In this research program we propose to study dynamic aspects of the statistical physics of various systems of many particles with long-range interactions. In systems with long-range interactions, such as charged particle systems, these interactions cause each particle to be strongly correlated with all the others, even those that are at great distances. This generally complicates their study and can lead to discovering interesting properties that do not occur in systems with short-range interactions. As a prototype of these systems, we will study two models in particular: a charge fusion model and an electric double layer formation model.

The charge fusion model consists of a system of charged particles that move in a circular domain and have a long-range repulsive force between them. To complement the dynamics, the particles are also subjected to thermal agitation characterized by a random force. If two particles get close enough they have the possibility of merging forming a single charged particle composed of the originals.
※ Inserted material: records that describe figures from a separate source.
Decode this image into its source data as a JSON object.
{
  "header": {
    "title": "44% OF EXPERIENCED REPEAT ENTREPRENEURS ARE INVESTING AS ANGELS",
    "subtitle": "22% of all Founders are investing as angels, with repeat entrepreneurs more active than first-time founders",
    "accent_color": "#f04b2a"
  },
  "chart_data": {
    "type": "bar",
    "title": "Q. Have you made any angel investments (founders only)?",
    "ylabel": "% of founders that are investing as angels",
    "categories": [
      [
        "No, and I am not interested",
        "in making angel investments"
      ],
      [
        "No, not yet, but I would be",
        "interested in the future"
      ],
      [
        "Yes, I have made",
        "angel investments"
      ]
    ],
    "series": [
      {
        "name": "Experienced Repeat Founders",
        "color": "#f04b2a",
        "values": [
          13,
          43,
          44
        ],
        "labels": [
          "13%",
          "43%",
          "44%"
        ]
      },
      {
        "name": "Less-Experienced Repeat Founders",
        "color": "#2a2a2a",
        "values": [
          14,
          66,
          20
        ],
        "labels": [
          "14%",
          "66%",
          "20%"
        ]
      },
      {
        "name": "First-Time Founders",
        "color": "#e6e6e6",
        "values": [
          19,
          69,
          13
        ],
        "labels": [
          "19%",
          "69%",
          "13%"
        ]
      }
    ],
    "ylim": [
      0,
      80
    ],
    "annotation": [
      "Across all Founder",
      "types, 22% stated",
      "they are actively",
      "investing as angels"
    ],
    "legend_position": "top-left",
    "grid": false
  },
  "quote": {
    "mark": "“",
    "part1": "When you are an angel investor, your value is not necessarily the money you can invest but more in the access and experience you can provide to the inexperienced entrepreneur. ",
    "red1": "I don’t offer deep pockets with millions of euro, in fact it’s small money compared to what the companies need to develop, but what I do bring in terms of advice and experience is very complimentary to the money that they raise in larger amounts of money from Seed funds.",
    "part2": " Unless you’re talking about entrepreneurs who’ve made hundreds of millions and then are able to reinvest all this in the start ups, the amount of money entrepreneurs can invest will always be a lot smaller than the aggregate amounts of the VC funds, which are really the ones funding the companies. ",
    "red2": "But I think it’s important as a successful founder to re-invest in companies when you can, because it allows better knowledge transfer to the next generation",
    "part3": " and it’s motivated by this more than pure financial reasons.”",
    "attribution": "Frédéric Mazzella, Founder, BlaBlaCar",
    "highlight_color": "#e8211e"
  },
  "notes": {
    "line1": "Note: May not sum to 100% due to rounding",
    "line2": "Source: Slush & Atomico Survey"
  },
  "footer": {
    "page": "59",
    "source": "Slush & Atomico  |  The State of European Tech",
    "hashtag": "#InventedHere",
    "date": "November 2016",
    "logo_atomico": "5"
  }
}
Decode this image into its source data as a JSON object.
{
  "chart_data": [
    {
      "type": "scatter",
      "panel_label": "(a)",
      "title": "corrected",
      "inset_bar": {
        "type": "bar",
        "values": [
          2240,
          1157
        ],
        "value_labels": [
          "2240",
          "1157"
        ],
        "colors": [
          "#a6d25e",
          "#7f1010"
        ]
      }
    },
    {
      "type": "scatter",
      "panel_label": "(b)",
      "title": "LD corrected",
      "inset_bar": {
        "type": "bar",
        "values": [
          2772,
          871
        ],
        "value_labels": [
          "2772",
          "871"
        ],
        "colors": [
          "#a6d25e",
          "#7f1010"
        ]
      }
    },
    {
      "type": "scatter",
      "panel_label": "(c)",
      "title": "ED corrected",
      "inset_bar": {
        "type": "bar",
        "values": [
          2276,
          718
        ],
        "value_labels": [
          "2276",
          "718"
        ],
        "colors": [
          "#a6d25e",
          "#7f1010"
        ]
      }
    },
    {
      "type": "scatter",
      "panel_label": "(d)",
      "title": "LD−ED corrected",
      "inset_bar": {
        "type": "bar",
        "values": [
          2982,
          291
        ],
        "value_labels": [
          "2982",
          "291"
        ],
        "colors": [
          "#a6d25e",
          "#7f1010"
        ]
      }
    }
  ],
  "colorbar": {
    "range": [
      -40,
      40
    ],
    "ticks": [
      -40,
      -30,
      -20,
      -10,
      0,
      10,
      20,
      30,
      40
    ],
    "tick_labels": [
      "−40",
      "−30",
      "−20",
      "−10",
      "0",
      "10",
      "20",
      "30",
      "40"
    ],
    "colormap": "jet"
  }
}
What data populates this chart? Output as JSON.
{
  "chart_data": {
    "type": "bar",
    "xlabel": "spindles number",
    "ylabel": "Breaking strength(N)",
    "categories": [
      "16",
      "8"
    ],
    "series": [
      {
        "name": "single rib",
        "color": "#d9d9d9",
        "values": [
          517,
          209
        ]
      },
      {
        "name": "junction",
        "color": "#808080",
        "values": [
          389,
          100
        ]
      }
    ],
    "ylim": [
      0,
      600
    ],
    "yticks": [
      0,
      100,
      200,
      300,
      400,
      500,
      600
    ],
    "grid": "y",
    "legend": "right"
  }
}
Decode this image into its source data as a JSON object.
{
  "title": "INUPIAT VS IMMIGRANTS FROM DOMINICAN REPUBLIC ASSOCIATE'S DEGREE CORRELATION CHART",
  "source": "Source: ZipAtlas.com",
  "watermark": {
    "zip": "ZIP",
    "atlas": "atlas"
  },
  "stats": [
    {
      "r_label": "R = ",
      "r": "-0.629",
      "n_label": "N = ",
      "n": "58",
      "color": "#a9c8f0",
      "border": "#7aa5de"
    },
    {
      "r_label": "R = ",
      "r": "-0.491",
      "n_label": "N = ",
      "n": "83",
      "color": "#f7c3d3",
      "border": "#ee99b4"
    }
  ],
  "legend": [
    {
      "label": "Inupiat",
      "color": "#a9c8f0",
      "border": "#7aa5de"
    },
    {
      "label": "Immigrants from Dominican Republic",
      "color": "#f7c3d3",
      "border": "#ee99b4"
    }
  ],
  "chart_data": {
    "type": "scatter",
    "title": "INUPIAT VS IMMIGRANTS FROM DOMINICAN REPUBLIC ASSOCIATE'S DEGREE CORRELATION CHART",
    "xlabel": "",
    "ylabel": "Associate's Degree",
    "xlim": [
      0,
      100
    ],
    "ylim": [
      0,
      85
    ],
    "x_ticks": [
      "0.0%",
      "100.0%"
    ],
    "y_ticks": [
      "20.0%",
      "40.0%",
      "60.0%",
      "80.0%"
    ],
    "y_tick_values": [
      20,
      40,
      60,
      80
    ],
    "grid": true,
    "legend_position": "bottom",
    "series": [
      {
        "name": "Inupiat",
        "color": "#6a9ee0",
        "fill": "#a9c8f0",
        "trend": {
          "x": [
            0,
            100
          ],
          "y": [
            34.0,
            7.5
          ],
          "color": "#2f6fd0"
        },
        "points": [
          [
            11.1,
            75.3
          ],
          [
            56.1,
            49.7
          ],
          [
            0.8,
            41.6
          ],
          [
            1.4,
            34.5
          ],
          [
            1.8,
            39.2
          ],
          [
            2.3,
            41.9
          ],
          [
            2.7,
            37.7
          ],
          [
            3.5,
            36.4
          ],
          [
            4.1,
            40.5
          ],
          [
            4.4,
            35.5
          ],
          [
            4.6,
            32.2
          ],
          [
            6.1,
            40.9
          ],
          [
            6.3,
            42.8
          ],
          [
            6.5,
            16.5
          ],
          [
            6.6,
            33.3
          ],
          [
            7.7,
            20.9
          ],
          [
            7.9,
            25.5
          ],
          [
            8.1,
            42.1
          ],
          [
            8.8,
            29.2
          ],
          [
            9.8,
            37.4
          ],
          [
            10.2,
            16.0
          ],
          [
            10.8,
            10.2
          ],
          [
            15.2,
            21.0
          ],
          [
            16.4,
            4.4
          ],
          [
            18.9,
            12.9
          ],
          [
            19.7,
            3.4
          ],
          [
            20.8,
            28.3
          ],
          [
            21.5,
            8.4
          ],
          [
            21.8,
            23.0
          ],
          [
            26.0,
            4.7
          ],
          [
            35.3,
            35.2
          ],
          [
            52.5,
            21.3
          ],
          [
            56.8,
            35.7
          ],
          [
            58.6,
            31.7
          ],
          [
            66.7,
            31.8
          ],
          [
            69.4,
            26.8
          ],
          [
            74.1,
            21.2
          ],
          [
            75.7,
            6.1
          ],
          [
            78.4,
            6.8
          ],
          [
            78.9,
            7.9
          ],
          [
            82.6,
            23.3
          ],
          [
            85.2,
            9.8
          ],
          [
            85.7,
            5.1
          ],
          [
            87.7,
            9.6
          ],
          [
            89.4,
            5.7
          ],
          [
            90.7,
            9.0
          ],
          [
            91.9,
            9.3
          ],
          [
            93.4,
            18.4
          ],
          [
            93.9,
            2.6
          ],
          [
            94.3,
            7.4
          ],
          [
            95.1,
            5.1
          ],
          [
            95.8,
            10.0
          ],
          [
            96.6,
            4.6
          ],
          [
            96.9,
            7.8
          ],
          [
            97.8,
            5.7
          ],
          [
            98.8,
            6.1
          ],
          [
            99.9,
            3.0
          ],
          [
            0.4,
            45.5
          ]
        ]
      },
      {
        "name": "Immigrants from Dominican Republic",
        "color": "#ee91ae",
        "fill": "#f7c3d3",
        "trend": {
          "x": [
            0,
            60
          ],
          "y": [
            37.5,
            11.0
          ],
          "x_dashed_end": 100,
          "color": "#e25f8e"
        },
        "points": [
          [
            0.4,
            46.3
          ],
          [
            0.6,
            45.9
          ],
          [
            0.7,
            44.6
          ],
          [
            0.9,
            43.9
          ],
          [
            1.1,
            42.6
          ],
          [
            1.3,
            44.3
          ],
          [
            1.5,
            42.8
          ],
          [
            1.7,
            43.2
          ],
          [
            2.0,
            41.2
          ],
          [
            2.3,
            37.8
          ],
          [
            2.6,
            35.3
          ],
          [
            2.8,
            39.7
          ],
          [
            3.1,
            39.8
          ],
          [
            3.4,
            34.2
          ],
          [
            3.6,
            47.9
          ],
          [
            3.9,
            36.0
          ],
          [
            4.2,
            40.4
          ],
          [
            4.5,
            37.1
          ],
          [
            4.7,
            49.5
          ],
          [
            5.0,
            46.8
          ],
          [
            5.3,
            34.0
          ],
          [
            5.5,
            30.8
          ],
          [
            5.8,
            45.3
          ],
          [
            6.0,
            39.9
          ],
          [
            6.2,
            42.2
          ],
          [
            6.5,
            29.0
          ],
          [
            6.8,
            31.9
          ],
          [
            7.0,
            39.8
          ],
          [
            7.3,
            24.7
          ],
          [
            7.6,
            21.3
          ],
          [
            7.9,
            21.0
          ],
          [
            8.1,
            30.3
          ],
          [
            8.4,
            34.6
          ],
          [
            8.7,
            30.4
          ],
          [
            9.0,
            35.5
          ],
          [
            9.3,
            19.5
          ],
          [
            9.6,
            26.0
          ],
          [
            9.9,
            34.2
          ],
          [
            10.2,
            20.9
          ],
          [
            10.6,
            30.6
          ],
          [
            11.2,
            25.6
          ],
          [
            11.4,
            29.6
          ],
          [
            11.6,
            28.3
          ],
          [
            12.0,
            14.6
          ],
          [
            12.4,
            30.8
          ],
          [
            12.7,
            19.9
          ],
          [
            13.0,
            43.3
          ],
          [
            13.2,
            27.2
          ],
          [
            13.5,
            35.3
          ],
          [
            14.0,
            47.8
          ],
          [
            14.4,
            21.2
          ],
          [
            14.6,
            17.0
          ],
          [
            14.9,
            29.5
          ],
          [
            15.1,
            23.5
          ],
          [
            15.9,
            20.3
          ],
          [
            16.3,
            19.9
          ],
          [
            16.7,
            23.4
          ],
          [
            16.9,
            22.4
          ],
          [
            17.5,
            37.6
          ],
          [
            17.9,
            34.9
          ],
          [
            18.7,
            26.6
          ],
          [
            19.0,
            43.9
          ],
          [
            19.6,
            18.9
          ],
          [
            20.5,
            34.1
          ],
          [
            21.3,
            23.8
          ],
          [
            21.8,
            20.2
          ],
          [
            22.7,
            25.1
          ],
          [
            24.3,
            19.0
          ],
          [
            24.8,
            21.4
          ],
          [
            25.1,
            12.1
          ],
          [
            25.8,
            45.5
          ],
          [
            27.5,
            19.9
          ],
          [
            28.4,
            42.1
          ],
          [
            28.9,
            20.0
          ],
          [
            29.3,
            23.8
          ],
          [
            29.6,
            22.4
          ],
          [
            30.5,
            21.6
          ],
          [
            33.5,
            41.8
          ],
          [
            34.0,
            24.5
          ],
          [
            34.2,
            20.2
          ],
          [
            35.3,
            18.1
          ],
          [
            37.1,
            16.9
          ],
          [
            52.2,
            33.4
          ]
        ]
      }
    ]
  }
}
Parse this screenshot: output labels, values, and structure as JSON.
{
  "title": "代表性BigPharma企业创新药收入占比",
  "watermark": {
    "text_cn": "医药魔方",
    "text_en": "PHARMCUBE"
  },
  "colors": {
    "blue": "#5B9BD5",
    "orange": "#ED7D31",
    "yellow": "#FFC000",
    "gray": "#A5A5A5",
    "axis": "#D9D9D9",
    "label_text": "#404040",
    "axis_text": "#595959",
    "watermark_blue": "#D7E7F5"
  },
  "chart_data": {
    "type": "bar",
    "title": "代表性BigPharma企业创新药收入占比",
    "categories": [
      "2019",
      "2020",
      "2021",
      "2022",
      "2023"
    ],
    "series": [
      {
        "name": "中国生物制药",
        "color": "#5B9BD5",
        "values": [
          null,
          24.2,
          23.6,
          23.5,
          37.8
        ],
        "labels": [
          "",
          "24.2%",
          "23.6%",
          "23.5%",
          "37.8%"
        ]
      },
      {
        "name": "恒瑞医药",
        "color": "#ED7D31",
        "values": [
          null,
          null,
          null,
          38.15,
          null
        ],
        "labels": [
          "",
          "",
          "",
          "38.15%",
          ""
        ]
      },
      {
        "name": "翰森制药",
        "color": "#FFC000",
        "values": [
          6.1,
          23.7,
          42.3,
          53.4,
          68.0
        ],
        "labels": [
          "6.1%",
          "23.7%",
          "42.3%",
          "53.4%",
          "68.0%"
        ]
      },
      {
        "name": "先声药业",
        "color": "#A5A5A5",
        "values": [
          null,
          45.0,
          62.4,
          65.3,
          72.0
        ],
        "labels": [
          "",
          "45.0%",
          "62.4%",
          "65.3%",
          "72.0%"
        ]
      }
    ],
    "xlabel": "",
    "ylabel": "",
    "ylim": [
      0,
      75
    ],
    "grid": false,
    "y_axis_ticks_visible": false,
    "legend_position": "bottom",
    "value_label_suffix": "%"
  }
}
Due to these melting events, the system will constantly remain out of equilibrium as the number of particles decreases over time. In this system it is of interest to study the evolution of the number of particles and their fluctuations. Typically a scale law can be expected for particle density as a function of time with an exponent to be determined.

For the study of the formation of an electrical double layer, we propose to return to a simple one-dimensional model of which we have studied its properties in thermal equilibrium in previous works. The model consists of two charged “colloidal” particles separated by a distance L and neutralized with N moving particles of opposite sign. To study the out-of-equilibrium aspects, an overdamped Brownian dynamics is proposed for mobile charges and it is proposed to study how, from an arbitrary initial configuration, the system relaxes towards equilibrium. Among other quantities of interest to be determined is the relaxation time towards equilibrium and how it depends on the separation L and the number of mobile particles N.